Hilda Koronel plays the lead role in Jun Robles Lana’s ‘Sisa,’ an almost stage like rendition of life and hard times during the American war in these islands.

Granted, much has been said about the wooden portrayal of the colonizing force, but this is easily offset by Koronel’s support in the cast, including Eugene Domingo, Jennica Garcia and Nico Antonio, parlaying the existential dangers in a concentration camp and how no one can be trusted in a spy versus spy setup.

The film is not about the madwoman in the Rizal novel, though allusions and inferences cannot but be intentional, any resemblance to the fictional character automatically renders this “Sisa” a double fiction and thus, perhaps closer to the truth.

“Sisa” also reminds the viewer of the follies of expanding empire, and the colonizer can never really understand the travails of the colonized, as mentioned in the exchange between Domingo as shellshocked mom and the American headmistress named Warren, the shoe sadly can never be worn on the other foot.

The Ateneo professor Tony La Vina remarked that he never expected the ending, indeed an observation likely to be repeated, because how else can the fruits of war resolve but in the compost heap, although no one really wins there will be enough fertilizer for the next unrest and uprising.

It is Lana’s almost single-minded storytelling that delivers the narrative through with hardly any embellishments, no need for special effects at the start of the millennium, effectively turned into a cautionary tale of the dynamic between colonizer and colonized.

Not much has been said about the feminist gaze in the film, which academics and critics might well feast on, nor the theater background of Lana which genre landed him in the Palanca Hall of Fame, in fact the youngest ever, so this particular “Sisa” is not one for slouches, though the wing of madness passes over the reconcentrado there is no time to be cynical during a revolution or as the empire would describe it, an insurrection.

After playing the elder sister and single mom in “Sunshine,” Jenica Garcia proves yet again that she is quite the actress of her generation, full of nuances as the mistress of the American camp commander, her name Leonor also a worthy reference to Rizal.

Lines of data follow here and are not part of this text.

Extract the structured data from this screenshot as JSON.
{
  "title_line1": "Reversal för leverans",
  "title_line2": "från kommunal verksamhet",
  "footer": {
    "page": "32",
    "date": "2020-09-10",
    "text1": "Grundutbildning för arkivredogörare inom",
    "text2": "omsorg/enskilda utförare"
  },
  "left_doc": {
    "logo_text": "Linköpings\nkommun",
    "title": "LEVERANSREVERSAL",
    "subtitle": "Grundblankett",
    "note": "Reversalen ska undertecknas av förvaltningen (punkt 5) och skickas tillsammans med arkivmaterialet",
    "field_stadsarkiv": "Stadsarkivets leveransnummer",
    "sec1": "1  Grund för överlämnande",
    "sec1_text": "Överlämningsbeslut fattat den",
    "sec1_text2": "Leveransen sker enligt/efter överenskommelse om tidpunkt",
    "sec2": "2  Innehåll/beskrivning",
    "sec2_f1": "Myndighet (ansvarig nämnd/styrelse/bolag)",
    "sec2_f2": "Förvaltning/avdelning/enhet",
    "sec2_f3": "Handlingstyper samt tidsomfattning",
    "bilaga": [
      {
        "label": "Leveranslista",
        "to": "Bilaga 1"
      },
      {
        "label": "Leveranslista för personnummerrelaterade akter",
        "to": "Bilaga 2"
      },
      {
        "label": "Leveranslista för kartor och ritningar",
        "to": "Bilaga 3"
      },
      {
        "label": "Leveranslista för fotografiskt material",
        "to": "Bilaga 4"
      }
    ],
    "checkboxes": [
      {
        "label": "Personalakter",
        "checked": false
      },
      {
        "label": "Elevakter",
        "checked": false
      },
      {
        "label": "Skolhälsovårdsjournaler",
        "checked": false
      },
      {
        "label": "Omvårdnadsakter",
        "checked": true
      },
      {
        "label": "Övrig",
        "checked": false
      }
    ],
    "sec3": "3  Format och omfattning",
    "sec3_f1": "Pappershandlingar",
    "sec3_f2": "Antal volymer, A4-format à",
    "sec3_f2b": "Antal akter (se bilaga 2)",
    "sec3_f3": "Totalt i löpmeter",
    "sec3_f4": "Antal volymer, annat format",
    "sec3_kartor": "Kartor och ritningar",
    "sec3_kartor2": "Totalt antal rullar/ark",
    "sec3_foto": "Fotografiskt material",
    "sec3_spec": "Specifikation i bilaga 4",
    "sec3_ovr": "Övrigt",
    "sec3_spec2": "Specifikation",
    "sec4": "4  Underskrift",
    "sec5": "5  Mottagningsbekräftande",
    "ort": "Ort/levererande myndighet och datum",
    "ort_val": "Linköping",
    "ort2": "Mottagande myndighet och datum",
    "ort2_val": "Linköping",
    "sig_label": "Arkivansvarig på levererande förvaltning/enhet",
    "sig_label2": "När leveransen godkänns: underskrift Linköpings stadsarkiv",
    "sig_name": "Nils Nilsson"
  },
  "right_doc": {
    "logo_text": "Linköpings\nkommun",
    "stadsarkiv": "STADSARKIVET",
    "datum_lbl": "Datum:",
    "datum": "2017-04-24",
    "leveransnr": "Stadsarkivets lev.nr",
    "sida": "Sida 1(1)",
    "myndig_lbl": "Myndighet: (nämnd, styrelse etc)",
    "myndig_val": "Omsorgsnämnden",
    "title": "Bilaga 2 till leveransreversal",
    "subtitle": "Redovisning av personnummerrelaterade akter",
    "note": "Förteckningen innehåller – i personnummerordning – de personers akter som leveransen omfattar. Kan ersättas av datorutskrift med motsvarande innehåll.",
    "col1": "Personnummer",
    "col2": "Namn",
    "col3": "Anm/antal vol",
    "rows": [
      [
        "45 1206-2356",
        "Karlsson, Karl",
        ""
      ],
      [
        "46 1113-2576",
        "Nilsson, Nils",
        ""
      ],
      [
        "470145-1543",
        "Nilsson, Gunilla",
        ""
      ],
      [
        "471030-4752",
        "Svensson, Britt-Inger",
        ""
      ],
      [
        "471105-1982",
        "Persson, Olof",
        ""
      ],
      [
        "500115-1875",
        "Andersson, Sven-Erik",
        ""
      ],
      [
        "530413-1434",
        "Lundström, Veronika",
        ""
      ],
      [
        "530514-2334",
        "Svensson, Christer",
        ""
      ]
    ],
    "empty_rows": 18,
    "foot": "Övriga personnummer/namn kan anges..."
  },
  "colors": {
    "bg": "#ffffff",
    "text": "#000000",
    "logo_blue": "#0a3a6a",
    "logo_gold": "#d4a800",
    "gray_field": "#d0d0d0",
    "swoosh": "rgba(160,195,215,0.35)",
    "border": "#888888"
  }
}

Uge Domingo reprises her serious mien from “Barber’s Tales,” no small feat for the natural comedienne best known for the “Septic Tank” franchise.

It is, however, La Koronel and her gaze that remind us how cinema can be a force of nature, not that a simple movie can change the world, but because we can never walk into a movie house the same way again when they’ve all turned into multiplexes. Funny that it takes a madwoman, or one pretending to be mad, to tell the invader to better mind his own business, or else there will be hell to pay.

And Lana, kudos to him and his Idea First Company for a filmography as rich and varied as ever, with “Sisa” he is as close as anyone to understanding the dire straits we’re in. When one truly understands anything, as a Rolling Stone writer once said decades ago, there can only be compassion, only pity.